His work of the past twenty years is executed with experimental materials such as coal dust on found ledger pages, nautical maps, architectural plans, and pages of Braille text. Suspended in an aqueous-based medium, the coal dust is drawn, brushed, and combined with watercolor and oil paint to conceive extraordinary forms giving his work a unique three-dimensional aspect. Grotfeldt’s abstraction is deeply rooted in nature. His compositions often seem to transition between the microscopic and macroscopic. They can appear as dreamscapes, populated by underwater plant forms, or as elaborate cell structures. His imagery, rich in mystical and anthropological overtones, often seems just slightly beyond our grasp, like mist, constantly on the verge of physical transformation. According to the late Walter Hopps, “Not since the early Pollock or the late Arshile Gorky have I seen the dimensionally modeled forms as in the biomorphic abstraction of Virgil Grotfeldt. Nature and abstract form define Grotfeldt’s art as well as sustain its value as a personal meditation upon essential life forces.”
In 2003, a major publication of his work, Virgil Grotfeldt: Including the Series with Waldo Bien was published by FIUWAC. The text was written by Patrick Healy, Professor of Interdisciplinary Research at Free International University in Amsterdam and Architecture Theorist at Delft University of Technology with an introduction written Walter Hopps. In the book, Healy writes, “Grotfeldt emphasizes what is inchoate, even confused, within the creative process, which is intensified and also clarified through the actions of painting, themselves ritualistic: the gestural and motoric caught up in sundering tensions.”

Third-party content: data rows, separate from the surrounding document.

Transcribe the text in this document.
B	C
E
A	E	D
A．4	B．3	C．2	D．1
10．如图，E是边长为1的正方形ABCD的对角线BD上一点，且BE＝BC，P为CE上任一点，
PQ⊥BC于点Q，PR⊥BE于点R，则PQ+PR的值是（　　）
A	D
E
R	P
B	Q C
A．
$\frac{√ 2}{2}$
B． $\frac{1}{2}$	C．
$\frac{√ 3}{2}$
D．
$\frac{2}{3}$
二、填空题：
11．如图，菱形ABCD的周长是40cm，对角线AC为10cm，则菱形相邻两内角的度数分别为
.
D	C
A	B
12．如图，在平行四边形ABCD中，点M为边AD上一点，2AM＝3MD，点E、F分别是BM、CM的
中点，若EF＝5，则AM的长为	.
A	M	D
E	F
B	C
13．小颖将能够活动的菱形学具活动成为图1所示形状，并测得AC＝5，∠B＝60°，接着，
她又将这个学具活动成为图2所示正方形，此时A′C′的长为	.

Born in 1948 in Illinois, Virgil Grotfeldt had a prolific and internationally recognized career. He received degrees from Eastern Illinois University and the Tyler School of Art in Philadelphia and held a number of teaching positions at schools in Illinois and Texas – most recently at Houston Baptist University. He was the recipient of many prestigious awards such as Texas Artist of the Year 2003 by the Art League Houston, a grant from the Pollock-Krasner Foundation in 1999 and The Engelhard Award in 1991. His work resides in many private and public collections, including The Menil Collection, Houston, Texas; Whitney Museum of American Art, New York, New York; NOG Insurance Company, Amsterdam, The Netherlands; Free International University World Art Collection, Zeist, The Netherlands; Museum of Fine Arts, Houston, Texas; Dallas Museum of Art, El Paso Museum of Art, Tyler Museum of Art, Tyler, Texas; and Upriver Gallery Collection, Chengdu, China. Virgil Grotfeldt passed away in February of 2009.